Выпалила одним духом и, повернувшись, медленно пошла вдоль берега — подальше от маяка. Не туда, где еще едва виднелся катер, где призывно вздымались в небо высокие мачты радиостанции, а прочь — совсем в противоположную сторону.
Мать не спускала глаз с Марии до тех пор, пока она, уйдя далеко-далеко, не села на песок и не склонилась над книжкой. Лишь тогда боцманша, облегченно вздохнув, вернулась к своим делам.
Звать Марию к обеду пошел Дема Коронай. Из всех парней только он один оставался в этот день на маяке. Как и подобало будущему олимпийцу, он тренировался даже в выходной — метал диски и выжимал двухпудовые гири возле сарая, а когда Евдокия Филипповна предложила ему сходить за Марией, охотно принял на себя эту миссию.
Девушка сидела, склонившись над раскрытой книжкой, молчаливая, неподвижная, и читала и не читала.
— Ты что, Мария?
Она подняла на Дему колючий, раздосадованный взгляд.
— А что?
— Ты как будто заплаканная…
— А тебе что до этого?
— Да ничего.
Дема с его «олимпийским» спокойствием и упрямыми «олимпийскими» мечтами нравился Марии больше всех других ребят, но сейчас он был ей неприятен, почти нестерпим. Может быть, именно потому, что к нему благоволила мать и как-то в разговоре шутя назвала Дему зятем.
Играя львиной мускулатурой, «зять» растянулся перед Марией на песке, могучий, обожженный солнцем, белобровый. Какие у него ручищи! Беспричинно расплываясь в улыбке до ушей, он берет у Марии с колен книжку.
— Что читаешь?
Мария молчит.
— «Но разве мы не знаем, что белые люди убивают? — стал читать вслух Дема. — Разве мы забыли великую битву при Нуклукието, в которой трое белых убили двадцать человек из племени тоцикакатов? И неужели ты думаешь, что мы не помним тех трех из племени тана-нау, которых убил белый Меклрот?..» И неужели ты забыла, — в тон прочитанному продолжал Дема, — что нам пора обедать, что стол уже накрыт и шеф-кок нервничает?..
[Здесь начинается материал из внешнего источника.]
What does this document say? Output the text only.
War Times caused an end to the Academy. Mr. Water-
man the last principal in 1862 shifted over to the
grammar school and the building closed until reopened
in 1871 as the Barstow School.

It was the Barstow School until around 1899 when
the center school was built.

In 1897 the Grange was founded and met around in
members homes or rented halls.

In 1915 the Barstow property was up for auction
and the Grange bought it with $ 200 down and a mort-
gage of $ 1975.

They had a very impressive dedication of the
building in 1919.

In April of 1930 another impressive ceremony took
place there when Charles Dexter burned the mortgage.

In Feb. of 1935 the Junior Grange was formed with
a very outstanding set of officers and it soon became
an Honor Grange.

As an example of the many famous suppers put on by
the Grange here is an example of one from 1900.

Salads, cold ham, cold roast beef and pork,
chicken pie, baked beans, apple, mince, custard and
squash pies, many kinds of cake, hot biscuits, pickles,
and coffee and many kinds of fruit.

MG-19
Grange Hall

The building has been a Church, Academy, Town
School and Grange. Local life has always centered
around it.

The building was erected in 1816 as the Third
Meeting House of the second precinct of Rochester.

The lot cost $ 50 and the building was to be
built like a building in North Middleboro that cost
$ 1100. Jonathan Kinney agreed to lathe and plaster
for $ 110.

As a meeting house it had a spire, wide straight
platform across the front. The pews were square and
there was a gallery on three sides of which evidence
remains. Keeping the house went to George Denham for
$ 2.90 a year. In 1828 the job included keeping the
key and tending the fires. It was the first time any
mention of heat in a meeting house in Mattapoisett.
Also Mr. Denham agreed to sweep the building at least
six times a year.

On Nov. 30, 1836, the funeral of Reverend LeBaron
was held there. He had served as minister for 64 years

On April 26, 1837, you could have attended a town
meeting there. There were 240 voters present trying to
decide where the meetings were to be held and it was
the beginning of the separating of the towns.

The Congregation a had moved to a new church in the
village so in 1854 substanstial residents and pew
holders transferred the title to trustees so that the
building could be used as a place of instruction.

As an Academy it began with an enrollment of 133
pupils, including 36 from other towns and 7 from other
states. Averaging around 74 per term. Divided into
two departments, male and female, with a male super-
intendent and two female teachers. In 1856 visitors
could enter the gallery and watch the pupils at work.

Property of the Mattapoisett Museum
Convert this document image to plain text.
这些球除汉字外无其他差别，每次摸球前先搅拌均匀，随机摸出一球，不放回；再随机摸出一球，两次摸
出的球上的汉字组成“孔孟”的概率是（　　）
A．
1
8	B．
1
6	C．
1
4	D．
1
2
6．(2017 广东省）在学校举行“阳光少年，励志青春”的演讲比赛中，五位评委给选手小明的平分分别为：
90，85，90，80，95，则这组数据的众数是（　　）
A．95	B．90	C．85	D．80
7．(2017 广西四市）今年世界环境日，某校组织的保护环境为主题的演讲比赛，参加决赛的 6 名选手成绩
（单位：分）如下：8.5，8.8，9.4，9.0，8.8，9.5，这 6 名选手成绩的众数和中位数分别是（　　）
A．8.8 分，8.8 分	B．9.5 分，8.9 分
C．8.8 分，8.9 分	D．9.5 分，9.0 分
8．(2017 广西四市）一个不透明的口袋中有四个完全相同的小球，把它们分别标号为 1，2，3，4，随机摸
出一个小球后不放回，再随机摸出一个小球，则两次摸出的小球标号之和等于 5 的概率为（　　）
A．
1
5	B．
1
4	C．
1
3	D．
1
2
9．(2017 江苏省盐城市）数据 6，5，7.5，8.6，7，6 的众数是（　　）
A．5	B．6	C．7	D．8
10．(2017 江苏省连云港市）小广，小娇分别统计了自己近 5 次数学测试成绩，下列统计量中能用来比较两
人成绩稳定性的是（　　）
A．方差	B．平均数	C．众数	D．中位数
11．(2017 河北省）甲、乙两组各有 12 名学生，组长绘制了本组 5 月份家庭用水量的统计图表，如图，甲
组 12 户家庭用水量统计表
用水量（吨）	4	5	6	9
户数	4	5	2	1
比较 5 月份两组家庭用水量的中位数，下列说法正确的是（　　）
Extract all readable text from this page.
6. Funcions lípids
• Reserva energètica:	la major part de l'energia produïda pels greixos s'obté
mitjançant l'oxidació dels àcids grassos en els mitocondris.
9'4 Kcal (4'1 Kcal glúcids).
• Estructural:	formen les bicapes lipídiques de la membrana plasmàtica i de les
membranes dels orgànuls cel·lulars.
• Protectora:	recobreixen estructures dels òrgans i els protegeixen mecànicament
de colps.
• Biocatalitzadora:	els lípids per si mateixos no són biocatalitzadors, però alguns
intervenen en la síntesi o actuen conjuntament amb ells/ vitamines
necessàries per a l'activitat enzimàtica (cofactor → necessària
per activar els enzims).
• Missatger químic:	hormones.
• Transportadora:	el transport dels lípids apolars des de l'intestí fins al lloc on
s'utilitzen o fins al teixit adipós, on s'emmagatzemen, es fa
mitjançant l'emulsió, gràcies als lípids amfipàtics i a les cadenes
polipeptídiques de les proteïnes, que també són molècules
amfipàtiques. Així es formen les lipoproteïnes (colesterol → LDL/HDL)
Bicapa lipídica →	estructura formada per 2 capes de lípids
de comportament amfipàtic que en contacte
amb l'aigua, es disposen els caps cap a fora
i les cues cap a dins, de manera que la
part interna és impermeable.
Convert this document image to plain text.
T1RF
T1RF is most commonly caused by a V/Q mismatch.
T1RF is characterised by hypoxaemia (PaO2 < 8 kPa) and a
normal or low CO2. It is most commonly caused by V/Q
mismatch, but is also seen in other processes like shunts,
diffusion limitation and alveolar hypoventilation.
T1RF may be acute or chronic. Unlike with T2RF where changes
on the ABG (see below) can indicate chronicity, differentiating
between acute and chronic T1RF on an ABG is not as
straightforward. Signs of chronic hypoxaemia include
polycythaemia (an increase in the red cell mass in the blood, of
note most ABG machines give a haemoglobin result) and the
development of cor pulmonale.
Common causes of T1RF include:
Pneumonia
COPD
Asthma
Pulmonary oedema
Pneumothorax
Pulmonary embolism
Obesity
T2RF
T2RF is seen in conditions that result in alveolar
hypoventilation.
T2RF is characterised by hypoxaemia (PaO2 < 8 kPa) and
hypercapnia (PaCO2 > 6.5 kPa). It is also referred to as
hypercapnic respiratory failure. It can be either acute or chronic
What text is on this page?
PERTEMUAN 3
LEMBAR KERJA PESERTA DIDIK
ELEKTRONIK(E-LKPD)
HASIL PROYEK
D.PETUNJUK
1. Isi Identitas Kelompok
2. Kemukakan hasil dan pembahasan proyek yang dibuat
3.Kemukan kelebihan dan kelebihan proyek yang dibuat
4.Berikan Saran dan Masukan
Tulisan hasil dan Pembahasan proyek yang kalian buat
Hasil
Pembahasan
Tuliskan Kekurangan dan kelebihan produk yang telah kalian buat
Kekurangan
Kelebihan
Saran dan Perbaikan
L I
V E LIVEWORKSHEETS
Мария поднялась. Мягко плескалось море у ее ног, с шелестом разворачивая на песке свои слепящие кружева. Чайки-хохотуньи, большие, белые, тревожно вились поблизости и то смеялись, то плакали, совсем как люди.
— Чего они кружат над нами? — показал Дема вверх, на белую метелицу чаек.
Девушка не ответила.
Молча возвратились на маяк, молча пообедали. За столом все чувствовали какую-то неловкость.
После обеда Дема собрался в поселок, к рыбакам на волейбол. Мария вдруг решила, что и она пойдет с ним: ей, оказывается, нужно поменять в библиотеке книжку. Отец не стал возражать.